14 MAY 2025
Why PAVA Spray Has No Place in Youth Custody

By Aaron Ankrah, Civil Servant, Try Justice Network Member, and Former Prisoner
The recent announcement to roll out PAVA spray in youth custody settings is deeply concerning. As someone who spent time in adult prison and had regular contact with young people from youth offender institutions while in HMP Parc, I have seen first-hand how systems of control operate and how damaging they can be when the focus is on compliance rather than care.
Now, as a civil servant and Try Justice Network member, I remain committed to reform and rehabilitation. But this decision represents a step backward. It risks undoing the very trust, dignity, and stability we need to build for meaningful change in young lives.
PAVA spray is a chemical incapacitant, not a tool of care or de-escalation. Using it on children is not only physically harmful but psychologically scarring. It reinforces fear-based compliance and legitimises force as a normal part of custodial life. The message it sends to children (many of whom already come from traumatic, abusive, or neglectful backgrounds) is simple: you will be controlled, not cared for.
Had this kind of tactic been used on me as a young adult, it would have hardened me further. I witnessed how young inmates, particularly those from Black and minority ethnic backgrounds, were treated differently, spoken to differently, and punished more frequently. There is no doubt in my mind that PAVA will be used disproportionately against these children, just as we already see with stop and search, strip searches, and isolation.
Beyond the trauma and inequality it may cause, PAVA undermines the core of what youth justice should be: rehabilitation, not retribution. A system that relies on chemical force to maintain order is a system that has lost its way.

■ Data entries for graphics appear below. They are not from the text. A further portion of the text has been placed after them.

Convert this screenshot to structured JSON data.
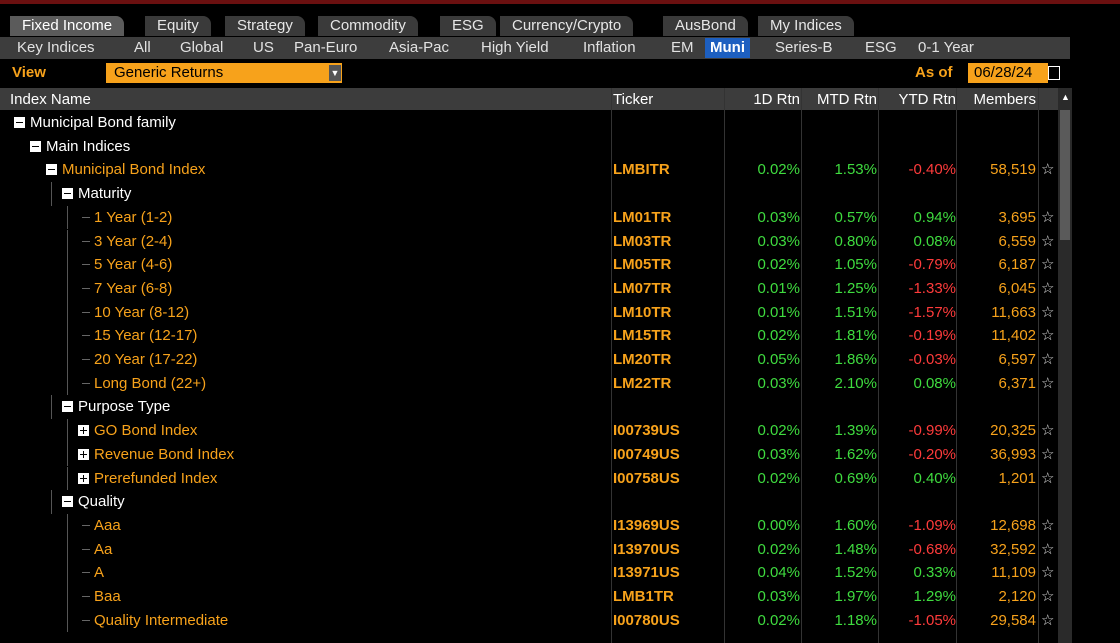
{
  "tabs": [
    "Fixed Income",
    "Equity",
    "Strategy",
    "Commodity",
    "ESG",
    "Currency/Crypto",
    "AusBond",
    "My Indices"
  ],
  "selected_tab": 0,
  "subtabs": [
    "Key Indices",
    "All",
    "Global",
    "US",
    "Pan-Euro",
    "Asia-Pac",
    "High Yield",
    "Inflation",
    "EM",
    "Muni",
    "Series-B",
    "ESG",
    "0-1 Year"
  ],
  "selected_subtab": 9,
  "toolbar": {
    "view_label": "View",
    "view_value": "Generic Returns",
    "as_of_label": "As of",
    "as_of_date": "06/28/24"
  },
  "table": {
    "columns": [
      "Index Name",
      "Ticker",
      "1D Rtn",
      "MTD Rtn",
      "YTD Rtn",
      "Members"
    ],
    "rows": [
      {
        "name": "Municipal Bond family",
        "level": 0,
        "node": "open",
        "group": true
      },
      {
        "name": "Main Indices",
        "level": 1,
        "node": "open",
        "group": true
      },
      {
        "name": "Municipal Bond Index",
        "level": 2,
        "node": "open",
        "group": false,
        "ticker": "LMBITR",
        "d1": "0.02%",
        "mtd": "1.53%",
        "ytd": "-0.40%",
        "members": "58,519"
      },
      {
        "name": "Maturity",
        "level": 3,
        "node": "open",
        "group": true
      },
      {
        "name": "1 Year (1-2)",
        "level": 4,
        "node": "leaf",
        "group": false,
        "ticker": "LM01TR",
        "d1": "0.03%",
        "mtd": "0.57%",
        "ytd": "0.94%",
        "members": "3,695"
      },
      {
        "name": "3 Year (2-4)",
        "level": 4,
        "node": "leaf",
        "group": false,
        "ticker": "LM03TR",
        "d1": "0.03%",
        "mtd": "0.80%",
        "ytd": "0.08%",
        "members": "6,559"
      },
      {
        "name": "5 Year (4-6)",
        "level": 4,
        "node": "leaf",
        "group": false,
        "ticker": "LM05TR",
        "d1": "0.02%",
        "mtd": "1.05%",
        "ytd": "-0.79%",
        "members": "6,187"
      },
      {
        "name": "7 Year (6-8)",
        "level": 4,
        "node": "leaf",
        "group": false,
        "ticker": "LM07TR",
        "d1": "0.01%",
        "mtd": "1.25%",
        "ytd": "-1.33%",
        "members": "6,045"
      },
      {
        "name": "10 Year (8-12)",
        "level": 4,
        "node": "leaf",
        "group": false,
        "ticker": "LM10TR",
        "d1": "0.01%",
        "mtd": "1.51%",
        "ytd": "-1.57%",
        "members": "11,663"
      },
      {
        "name": "15 Year (12-17)",
        "level": 4,
        "node": "leaf",
        "group": false,
        "ticker": "LM15TR",
        "d1": "0.02%",
        "mtd": "1.81%",
        "ytd": "-0.19%",
        "members": "11,402"
      },
      {
        "name": "20 Year (17-22)",
        "level": 4,
        "node": "leaf",
        "group": false,
        "ticker": "LM20TR",
        "d1": "0.05%",
        "mtd": "1.86%",
        "ytd": "-0.03%",
        "members": "6,597"
      },
      {
        "name": "Long Bond (22+)",
        "level": 4,
        "node": "leaf",
        "group": false,
        "ticker": "LM22TR",
        "d1": "0.03%",
        "mtd": "2.10%",
        "ytd": "0.08%",
        "members": "6,371"
      },
      {
        "name": "Purpose Type",
        "level": 3,
        "node": "open",
        "group": true
      },
      {
        "name": "GO Bond Index",
        "level": 4,
        "node": "closed",
        "group": false,
        "ticker": "I00739US",
        "d1": "0.02%",
        "mtd": "1.39%",
        "ytd": "-0.99%",
        "members": "20,325"
      },
      {
        "name": "Revenue Bond Index",
        "level": 4,
        "node": "closed",
        "group": false,
        "ticker": "I00749US",
        "d1": "0.03%",
        "mtd": "1.62%",
        "ytd": "-0.20%",
        "members": "36,993"
      },
      {
        "name": "Prerefunded Index",
        "level": 4,
        "node": "closed",
        "group": false,
        "ticker": "I00758US",
        "d1": "0.02%",
        "mtd": "0.69%",
        "ytd": "0.40%",
        "members": "1,201"
      },
      {
        "name": "Quality",
        "level": 3,
        "node": "open",
        "group": true
      },
      {
        "name": "Aaa",
        "level": 4,
        "node": "leaf",
        "group": false,
        "ticker": "I13969US",
        "d1": "0.00%",
        "mtd": "1.60%",
        "ytd": "-1.09%",
        "members": "12,698"
      },
      {
        "name": "Aa",
        "level": 4,
        "node": "leaf",
        "group": false,
        "ticker": "I13970US",
        "d1": "0.02%",
        "mtd": "1.48%",
        "ytd": "-0.68%",
        "members": "32,592"
      },
      {
        "name": "A",
        "level": 4,
        "node": "leaf",
        "group": false,
        "ticker": "I13971US",
        "d1": "0.04%",
        "mtd": "1.52%",
        "ytd": "0.33%",
        "members": "11,109"
      },
      {
        "name": "Baa",
        "level": 4,
        "node": "leaf",
        "group": false,
        "ticker": "LMB1TR",
        "d1": "0.03%",
        "mtd": "1.97%",
        "ytd": "1.29%",
        "members": "2,120"
      },
      {
        "name": "Quality Intermediate",
        "level": 4,
        "node": "leaf",
        "group": false,
        "ticker": "I00780US",
        "d1": "0.02%",
        "mtd": "1.18%",
        "ytd": "-1.05%",
        "members": "29,584"
      }
    ]
  }
}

Rather than escalating force, we should be de-escalating tension. We need a dedicated regulatory body for youth custody settings which is focused on trauma-informed care, therapeutic practice, and rehabilitation. Currently, Ofsted are a regulatory body, but youth custody settings operate differently from other school settings and having the same regulatory body risks not meeting the needs of such a specialist environment.
What works, and I have seen it work, is consistency, structure, and emotional support. Young people in custody need hope, boundaries, and someone who genuinely sees their potential. In my experience, officers who made the effort to connect were respected - not because they used power, but because they showed understanding. Those are the relationships that change behaviour, not a spray canister.
This policy does not improve safety. It compounds harm. If we truly care about the futures of these young people, many of whom will return to our communities, we must invest in people, training, and support systems. Not weapons.
This is not just a professional view. It is a lived experience one. And from where I stand, there is no justification for PAVA in youth custody.